Malgré ces résultats encourageants, le déficit global de la Sécurité sociale demeure élevé, à plus de 21 milliards d'euros. Alors que la France cherche à contenir son déficit public sous la barre des 5 % du PIB, la tentation de revendiquer une "cagnotte" fiscale s’impose à nouveau dans les débats politiques.
Un écho historique aux politiques de "cagnotte"
Ce phénomène n'est pas nouveau. Rappelons-nous en 1999, sous la présidence de Jacques Chirac, lorsque des propositions visant à redistribuer les excédents fiscaux avaient émergé en pleine période de prospérité économique. À cette époque, le gouvernement de Lionel Jospin se battait pour respecter les critères budgétaires européens, rendant les promesses de dépenses peu réalistes.
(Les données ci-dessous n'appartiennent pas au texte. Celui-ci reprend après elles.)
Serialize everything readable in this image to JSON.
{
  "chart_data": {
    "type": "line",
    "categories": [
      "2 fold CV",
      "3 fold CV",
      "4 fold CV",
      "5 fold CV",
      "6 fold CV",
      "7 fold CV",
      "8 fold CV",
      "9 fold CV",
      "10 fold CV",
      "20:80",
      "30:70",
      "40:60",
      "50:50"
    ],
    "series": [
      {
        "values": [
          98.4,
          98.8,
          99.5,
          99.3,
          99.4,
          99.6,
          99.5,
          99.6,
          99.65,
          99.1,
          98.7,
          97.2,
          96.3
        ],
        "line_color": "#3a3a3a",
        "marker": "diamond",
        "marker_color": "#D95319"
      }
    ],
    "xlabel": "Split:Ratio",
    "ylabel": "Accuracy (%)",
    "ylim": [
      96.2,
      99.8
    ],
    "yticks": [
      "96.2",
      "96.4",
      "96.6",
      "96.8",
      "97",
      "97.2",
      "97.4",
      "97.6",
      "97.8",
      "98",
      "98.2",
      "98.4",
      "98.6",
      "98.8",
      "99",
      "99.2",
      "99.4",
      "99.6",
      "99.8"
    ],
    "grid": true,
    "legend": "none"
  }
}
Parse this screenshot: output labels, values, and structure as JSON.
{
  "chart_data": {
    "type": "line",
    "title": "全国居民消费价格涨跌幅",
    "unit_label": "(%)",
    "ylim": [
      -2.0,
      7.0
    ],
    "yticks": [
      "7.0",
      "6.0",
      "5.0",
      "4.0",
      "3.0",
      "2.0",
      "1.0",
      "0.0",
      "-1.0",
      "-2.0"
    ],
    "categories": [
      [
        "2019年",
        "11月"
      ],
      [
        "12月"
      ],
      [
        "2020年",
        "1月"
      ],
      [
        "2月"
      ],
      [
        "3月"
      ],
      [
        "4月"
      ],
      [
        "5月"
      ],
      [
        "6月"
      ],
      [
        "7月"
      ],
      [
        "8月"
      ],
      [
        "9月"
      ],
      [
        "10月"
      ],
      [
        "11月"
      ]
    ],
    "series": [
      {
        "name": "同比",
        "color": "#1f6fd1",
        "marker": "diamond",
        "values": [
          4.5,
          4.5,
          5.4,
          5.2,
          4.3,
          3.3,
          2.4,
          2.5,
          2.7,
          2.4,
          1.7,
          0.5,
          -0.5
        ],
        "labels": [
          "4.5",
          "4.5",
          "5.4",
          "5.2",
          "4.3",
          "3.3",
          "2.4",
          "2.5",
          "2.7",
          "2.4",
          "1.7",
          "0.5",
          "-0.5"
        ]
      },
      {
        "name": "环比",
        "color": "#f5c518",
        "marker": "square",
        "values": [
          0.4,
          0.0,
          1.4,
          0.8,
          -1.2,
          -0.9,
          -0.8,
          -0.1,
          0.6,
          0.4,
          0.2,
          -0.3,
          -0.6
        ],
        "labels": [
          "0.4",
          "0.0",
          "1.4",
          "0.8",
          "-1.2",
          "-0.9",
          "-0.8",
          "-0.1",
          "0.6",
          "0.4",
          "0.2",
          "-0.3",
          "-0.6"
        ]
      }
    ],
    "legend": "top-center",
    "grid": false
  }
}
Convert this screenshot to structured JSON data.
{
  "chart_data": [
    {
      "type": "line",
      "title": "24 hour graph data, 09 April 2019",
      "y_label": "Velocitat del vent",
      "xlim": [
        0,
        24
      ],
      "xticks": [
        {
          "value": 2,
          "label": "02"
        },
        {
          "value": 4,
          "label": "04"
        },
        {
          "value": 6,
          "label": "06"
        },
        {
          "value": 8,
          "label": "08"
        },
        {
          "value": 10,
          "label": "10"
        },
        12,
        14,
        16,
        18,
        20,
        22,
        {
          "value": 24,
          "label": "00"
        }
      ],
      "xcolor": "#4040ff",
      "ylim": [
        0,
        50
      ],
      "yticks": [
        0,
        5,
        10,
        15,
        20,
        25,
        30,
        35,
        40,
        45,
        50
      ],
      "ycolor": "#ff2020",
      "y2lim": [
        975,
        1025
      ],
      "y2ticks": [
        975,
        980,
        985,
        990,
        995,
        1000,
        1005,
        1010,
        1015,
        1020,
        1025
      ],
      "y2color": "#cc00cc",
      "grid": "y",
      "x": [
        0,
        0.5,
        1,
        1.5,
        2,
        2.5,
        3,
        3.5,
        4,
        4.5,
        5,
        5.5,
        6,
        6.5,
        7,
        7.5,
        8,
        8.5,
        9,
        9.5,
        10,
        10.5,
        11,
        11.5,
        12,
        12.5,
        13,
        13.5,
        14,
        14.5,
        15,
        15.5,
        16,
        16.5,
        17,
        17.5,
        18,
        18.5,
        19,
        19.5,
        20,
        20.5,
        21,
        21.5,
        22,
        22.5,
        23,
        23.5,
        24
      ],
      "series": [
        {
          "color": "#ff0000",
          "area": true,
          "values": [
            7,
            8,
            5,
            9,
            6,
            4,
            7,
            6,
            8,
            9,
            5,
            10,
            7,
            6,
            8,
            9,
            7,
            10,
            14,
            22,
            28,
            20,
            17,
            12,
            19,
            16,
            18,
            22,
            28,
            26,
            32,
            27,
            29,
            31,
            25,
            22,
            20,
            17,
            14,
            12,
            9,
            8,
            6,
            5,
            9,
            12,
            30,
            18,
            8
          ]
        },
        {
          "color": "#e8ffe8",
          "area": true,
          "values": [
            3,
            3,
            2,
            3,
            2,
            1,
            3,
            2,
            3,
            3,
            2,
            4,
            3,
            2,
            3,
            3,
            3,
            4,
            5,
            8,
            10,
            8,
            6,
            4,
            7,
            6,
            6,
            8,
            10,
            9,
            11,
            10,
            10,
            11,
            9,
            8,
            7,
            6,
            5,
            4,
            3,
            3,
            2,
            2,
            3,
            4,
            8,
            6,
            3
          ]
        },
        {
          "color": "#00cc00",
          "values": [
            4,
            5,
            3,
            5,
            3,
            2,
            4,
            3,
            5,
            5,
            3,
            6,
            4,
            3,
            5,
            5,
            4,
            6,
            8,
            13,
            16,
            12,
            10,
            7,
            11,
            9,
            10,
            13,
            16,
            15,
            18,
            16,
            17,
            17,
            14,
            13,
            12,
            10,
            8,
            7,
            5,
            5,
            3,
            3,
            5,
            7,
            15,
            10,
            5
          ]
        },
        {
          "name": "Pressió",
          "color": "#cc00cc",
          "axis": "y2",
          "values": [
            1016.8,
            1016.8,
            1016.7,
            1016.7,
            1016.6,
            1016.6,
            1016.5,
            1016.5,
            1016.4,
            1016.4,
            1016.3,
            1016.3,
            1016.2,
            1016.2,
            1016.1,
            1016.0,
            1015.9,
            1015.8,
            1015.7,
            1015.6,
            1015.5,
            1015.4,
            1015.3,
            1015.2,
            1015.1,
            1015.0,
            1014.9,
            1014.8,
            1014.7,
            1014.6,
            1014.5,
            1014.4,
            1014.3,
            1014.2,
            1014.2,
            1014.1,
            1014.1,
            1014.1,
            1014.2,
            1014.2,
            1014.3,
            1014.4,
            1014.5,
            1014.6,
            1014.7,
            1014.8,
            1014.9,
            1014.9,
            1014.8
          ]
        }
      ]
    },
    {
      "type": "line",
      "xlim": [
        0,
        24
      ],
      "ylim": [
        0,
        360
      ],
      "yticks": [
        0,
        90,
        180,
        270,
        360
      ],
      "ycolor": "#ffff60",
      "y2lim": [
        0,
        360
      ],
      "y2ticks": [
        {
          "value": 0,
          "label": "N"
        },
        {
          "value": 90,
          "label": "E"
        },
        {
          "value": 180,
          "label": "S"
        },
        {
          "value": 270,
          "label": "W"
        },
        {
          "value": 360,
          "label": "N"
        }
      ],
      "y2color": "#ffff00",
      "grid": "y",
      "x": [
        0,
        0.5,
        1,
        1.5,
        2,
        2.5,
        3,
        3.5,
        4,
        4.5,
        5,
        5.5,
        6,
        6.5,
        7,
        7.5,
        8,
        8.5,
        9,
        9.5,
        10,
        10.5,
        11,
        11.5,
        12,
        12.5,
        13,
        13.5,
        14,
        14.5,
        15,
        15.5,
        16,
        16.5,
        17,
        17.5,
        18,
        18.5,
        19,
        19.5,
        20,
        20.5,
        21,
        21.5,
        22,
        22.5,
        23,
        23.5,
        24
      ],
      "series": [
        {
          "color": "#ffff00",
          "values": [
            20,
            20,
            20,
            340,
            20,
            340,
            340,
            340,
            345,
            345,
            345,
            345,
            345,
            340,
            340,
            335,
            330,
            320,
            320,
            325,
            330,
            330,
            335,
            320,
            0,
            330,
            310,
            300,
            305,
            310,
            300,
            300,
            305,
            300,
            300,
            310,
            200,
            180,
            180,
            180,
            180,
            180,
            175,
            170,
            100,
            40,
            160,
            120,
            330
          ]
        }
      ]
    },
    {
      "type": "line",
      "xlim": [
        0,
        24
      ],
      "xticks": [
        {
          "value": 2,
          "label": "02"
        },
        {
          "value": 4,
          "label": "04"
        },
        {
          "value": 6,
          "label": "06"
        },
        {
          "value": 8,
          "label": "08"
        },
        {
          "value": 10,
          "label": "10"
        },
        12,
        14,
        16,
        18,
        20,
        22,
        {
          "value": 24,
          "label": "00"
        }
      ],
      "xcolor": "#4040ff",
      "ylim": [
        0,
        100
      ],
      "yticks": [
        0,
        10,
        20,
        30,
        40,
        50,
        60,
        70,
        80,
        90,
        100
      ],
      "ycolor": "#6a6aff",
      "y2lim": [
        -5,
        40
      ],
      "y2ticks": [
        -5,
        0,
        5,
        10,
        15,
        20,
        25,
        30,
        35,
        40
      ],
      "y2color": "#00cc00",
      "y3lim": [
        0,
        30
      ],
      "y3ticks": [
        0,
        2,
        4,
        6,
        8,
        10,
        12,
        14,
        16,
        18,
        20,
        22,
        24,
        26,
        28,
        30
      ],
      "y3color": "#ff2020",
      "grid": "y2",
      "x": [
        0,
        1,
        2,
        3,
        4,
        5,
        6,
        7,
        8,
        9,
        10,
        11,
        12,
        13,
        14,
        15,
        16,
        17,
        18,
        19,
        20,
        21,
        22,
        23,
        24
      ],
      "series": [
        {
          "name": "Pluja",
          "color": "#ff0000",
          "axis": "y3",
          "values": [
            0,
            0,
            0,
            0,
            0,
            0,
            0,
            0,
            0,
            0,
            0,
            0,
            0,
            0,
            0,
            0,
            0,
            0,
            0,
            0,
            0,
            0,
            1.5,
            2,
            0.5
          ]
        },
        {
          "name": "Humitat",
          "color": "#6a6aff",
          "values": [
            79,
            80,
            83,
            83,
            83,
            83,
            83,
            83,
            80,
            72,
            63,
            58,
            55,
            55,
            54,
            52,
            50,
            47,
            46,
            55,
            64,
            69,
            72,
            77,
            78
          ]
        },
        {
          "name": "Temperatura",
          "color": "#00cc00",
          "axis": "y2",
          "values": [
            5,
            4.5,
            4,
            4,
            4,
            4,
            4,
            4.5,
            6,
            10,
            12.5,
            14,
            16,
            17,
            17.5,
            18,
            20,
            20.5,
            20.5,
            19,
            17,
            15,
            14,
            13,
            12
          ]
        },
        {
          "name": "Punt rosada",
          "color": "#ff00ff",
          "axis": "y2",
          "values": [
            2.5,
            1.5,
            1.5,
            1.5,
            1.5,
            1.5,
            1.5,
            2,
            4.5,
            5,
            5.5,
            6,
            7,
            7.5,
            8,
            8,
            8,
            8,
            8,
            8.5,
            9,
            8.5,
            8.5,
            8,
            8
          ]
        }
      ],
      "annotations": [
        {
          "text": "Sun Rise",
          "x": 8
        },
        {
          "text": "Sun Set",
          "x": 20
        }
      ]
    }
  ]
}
Avec un déficit toujours proche de 5 % du PIB, la situation reste délicate. Les économistes, comme le professeur en économie Pierre Cahuc, alertent sur les dangers d'un tel opportunisme politique. Là où les marges budgétaires semblent un peu plus larges, il est crucial de ne pas confondre un bon moment conjoncturel avec une stabilité budgétaire pérenne.
La montée des pressions sociales, exacerbées par la flambée des prix à la pompe, risque de compliquer encore plus la tâche. Les députés s’apprêtent à débattre de nouvelles mesures d’aide, un sujet hautement sensible. Cette situation impose une ligne directrice claire : intervenir avec des aides "timely, targeted, temporary". Cela a été souligné par la Banque centrale européenne, qui préconise des interventions ciblées et temporaires pour limiter les impacts négatifs sur l'économie.
À ce jour, le gouvernement semble vouloir appliquer cette approche modérée, en visant principalement les secteurs les plus touchés, comme le transport et la pêche. Cependant, il faudra surveiller si cette rigueur budgétaire pourra résister aux pressions politiques croissantes.
En somme, ces "bonnes nouvelles" sur le déficit pourraient se transformer en un véritable casse-tête. Comme l'a souvent rappelé l'économiste Jean-Michel Six, "les surprises budgétaires sont souvent les plus difficiles à gérer". Il est donc de la responsabilité des décideurs de garantir que ces ressources soient utilisées judicieusement et non massivement dilapidées dans un contexte difficile.